Understanding healthcare fraud by patients and doctors

| Jul 8, 2020 | Health Care Fraud

Doctors, physicians and other healthcare providers are often some of the most giving people in our economy. However, this is not always true. Healthcare fraud is a growing issue, both on the part of the patients and the providers. Studies have shown that 10 cents for every dollar spent in healthcare is going towards fraud.

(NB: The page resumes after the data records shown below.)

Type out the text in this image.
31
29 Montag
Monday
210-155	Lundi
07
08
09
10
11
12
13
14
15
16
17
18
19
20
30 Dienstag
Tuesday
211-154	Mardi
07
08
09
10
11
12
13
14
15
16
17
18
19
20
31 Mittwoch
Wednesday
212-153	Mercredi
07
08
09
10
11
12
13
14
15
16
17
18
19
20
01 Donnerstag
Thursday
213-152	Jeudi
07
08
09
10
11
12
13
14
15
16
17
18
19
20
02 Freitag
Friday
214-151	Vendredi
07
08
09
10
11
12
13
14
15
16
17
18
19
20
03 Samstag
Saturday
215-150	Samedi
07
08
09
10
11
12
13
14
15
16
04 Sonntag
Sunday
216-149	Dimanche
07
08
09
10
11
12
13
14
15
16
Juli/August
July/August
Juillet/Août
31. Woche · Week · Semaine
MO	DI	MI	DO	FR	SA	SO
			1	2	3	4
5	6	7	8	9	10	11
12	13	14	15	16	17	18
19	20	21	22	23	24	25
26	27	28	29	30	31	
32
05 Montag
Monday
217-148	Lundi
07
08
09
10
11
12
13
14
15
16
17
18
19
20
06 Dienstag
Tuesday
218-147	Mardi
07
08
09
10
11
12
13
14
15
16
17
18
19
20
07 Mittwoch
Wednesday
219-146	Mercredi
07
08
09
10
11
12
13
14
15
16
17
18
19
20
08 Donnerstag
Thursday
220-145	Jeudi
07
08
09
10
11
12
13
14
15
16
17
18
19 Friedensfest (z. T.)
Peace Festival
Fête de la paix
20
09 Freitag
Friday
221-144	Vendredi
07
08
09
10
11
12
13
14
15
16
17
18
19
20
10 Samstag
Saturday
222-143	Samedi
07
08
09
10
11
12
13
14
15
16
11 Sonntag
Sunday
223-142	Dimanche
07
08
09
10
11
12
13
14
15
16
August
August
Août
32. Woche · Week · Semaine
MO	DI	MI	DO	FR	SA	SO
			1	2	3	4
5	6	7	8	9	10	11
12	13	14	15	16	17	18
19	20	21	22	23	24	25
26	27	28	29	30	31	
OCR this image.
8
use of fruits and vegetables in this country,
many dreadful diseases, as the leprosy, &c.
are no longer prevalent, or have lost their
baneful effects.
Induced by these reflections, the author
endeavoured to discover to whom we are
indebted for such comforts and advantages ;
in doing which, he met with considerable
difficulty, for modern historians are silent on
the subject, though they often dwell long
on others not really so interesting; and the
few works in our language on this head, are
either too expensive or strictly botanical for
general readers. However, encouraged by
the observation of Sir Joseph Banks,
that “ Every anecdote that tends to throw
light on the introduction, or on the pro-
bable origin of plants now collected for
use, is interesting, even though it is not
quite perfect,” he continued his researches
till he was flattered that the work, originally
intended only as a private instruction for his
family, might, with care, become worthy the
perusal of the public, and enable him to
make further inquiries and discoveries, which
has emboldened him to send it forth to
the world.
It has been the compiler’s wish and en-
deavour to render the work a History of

Healthcare fraud is a white-collar crime. This means that it is nonviolent and for financial gain. It can come in many different forms. Here are some examples of healthcare fraud committed either by patients or doctors.

Patients committing fraud

When patients commit healthcare fraud, it is often with the intent to get prescriptions or treatment that would otherwise not be prescribed or to dodge or lessen payments. This type of fraud can include:

  • Using the identity and information of another
  • Forging a healthcare provider prescription
  • Using inaccurate insurance information
  • Loaning or using another’s insurance information
  • Using other false information

Doctors defrauding patients

When healthcare providers commit healthcare fraud, they are often placing the financial burden on the patient. Essentially, physicians may take advantage of the position of knowledge they have over patients and use it to make money. Here are some examples of healthcare fraud by doctors:

  • Providing and billing for unnecessary services, including prescriptions, testing and treatments
  • Duplicating services on a bill
  • Billing for services never performed
  • Billing people who are not alive
  • Altering information, including dates, services and identities
  • Billing uncovered services as covered by insurance
  • Incorrect diagnoses or procedures billed to raise costs
  • Selling prescription drugs
  • Changing medical records
  • Unlicensed staff use
  • Engaging in kickbacks for referrals
  • Waiving co-pays

If prosecuted, healthcare fraud can lead to time in prison, fines and revocation of medical licenses. However, there is a short window of 30 days in which insurance must pay healthcare claims, meaning that investigations often must also occur within that time, sometimes making it difficult to pursue.